# Uncountability of the equivalence classes of $\mathbb{R}/\mathbb{Q}$

Let $a,b\in[0,1]$ and define the equivalence relation $\sim$ by $a\sim b\iff a-b\in\mathbb{Q}$. This relation partitions $[0,1]$ into equivalence classes where every class consists of a set of numbers which are equivalent under $\sim$,

My textbook states (without proof):

The set $[0,1]/\sim$ consists of uncountably many of these classes, where each class consists of countably many members.

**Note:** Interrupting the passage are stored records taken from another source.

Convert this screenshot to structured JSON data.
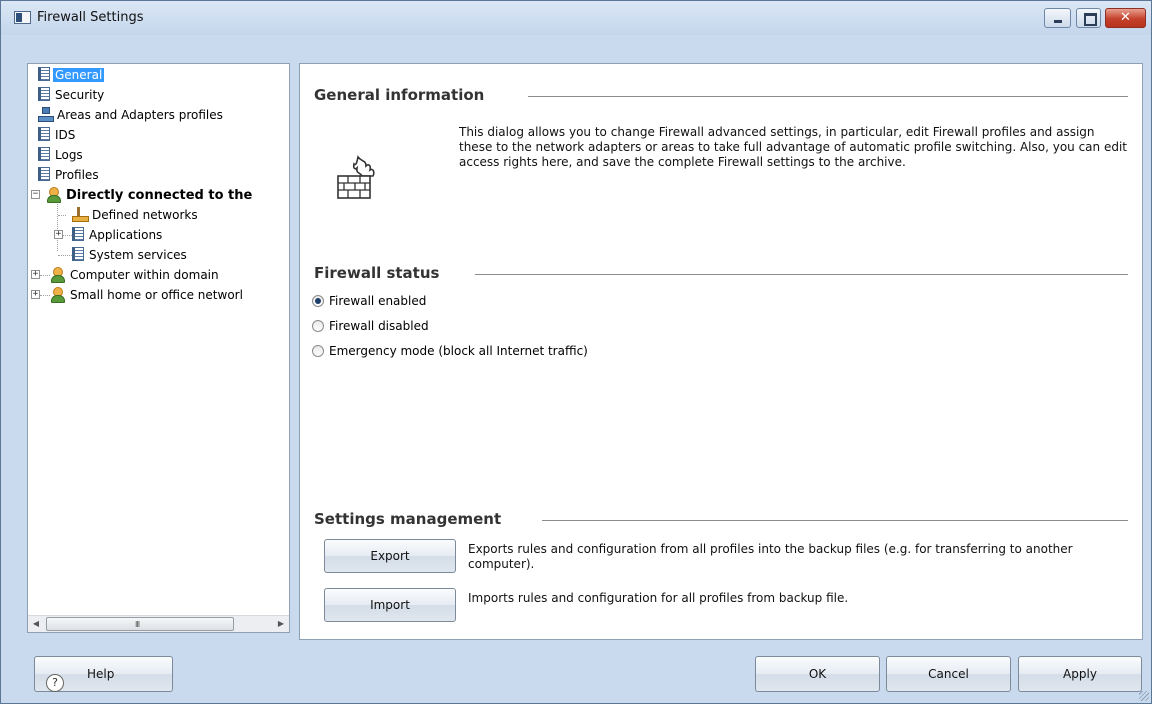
{
  "window": {
    "title": "Firewall Settings"
  },
  "tree": {
    "items": [
      {
        "label": "General",
        "icon": "document-icon",
        "selected": true
      },
      {
        "label": "Security",
        "icon": "document-icon"
      },
      {
        "label": "Areas and Adapters profiles",
        "icon": "network-icon"
      },
      {
        "label": "IDS",
        "icon": "document-icon"
      },
      {
        "label": "Logs",
        "icon": "document-icon"
      },
      {
        "label": "Profiles",
        "icon": "document-icon"
      },
      {
        "label": "Directly connected to the",
        "icon": "person-icon",
        "bold": true,
        "expanded": true
      },
      {
        "label": "Defined networks",
        "icon": "network-icon"
      },
      {
        "label": "Applications",
        "icon": "document-icon"
      },
      {
        "label": "System services",
        "icon": "document-icon"
      },
      {
        "label": "Computer within domain",
        "icon": "person-icon"
      },
      {
        "label": "Small home or office networl",
        "icon": "person-icon"
      }
    ],
    "scroll_grip": "III"
  },
  "general_info": {
    "title": "General information",
    "description": "This dialog allows you to change Firewall advanced settings, in particular, edit Firewall profiles and assign these to the network adapters or areas to take full advantage of automatic profile switching. Also, you can edit access rights here, and save the complete Firewall settings to the archive.",
    "icon": "firewall-brick-icon"
  },
  "firewall_status": {
    "title": "Firewall status",
    "options": [
      {
        "label": "Firewall enabled",
        "checked": true
      },
      {
        "label": "Firewall disabled",
        "checked": false
      },
      {
        "label": "Emergency mode (block all Internet traffic)",
        "checked": false
      }
    ]
  },
  "settings_management": {
    "title": "Settings management",
    "export_label": "Export",
    "export_desc": "Exports rules and configuration from all profiles into the backup files (e.g. for transferring to another computer).",
    "import_label": "Import",
    "import_desc": "Imports rules and configuration for all profiles from backup file."
  },
  "footer": {
    "help_label": "Help",
    "help_icon": "?",
    "ok_label": "OK",
    "cancel_label": "Cancel",
    "apply_label": "Apply"
  }
}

How can I formally prove this statement?

• The classes are disjoint and each class is countable. If the the set of classes were countable, then the union of all classes would be ....., but $[0,1]$ is .... – Amr May 2 '13 at 19:52

If you know $\Bbb Q$ is countable, that covers the second half. Then use the fact that a countable union of countable sets is again countable to show that there must be uncountably many classes.
Given $a \in [0,1]$, the class of $a$ is $\{a + q : a+q\in[0,1], q\in\mathbb Q\}$, so this class has the cardinality $\aleph_0$. Now suppose there are countably many classes. The union of countably many countable sets is again countable, so you obtain that $[0,1]$ is countable, which is a contradiction. So there are uncountably many classes of equivalence under ~.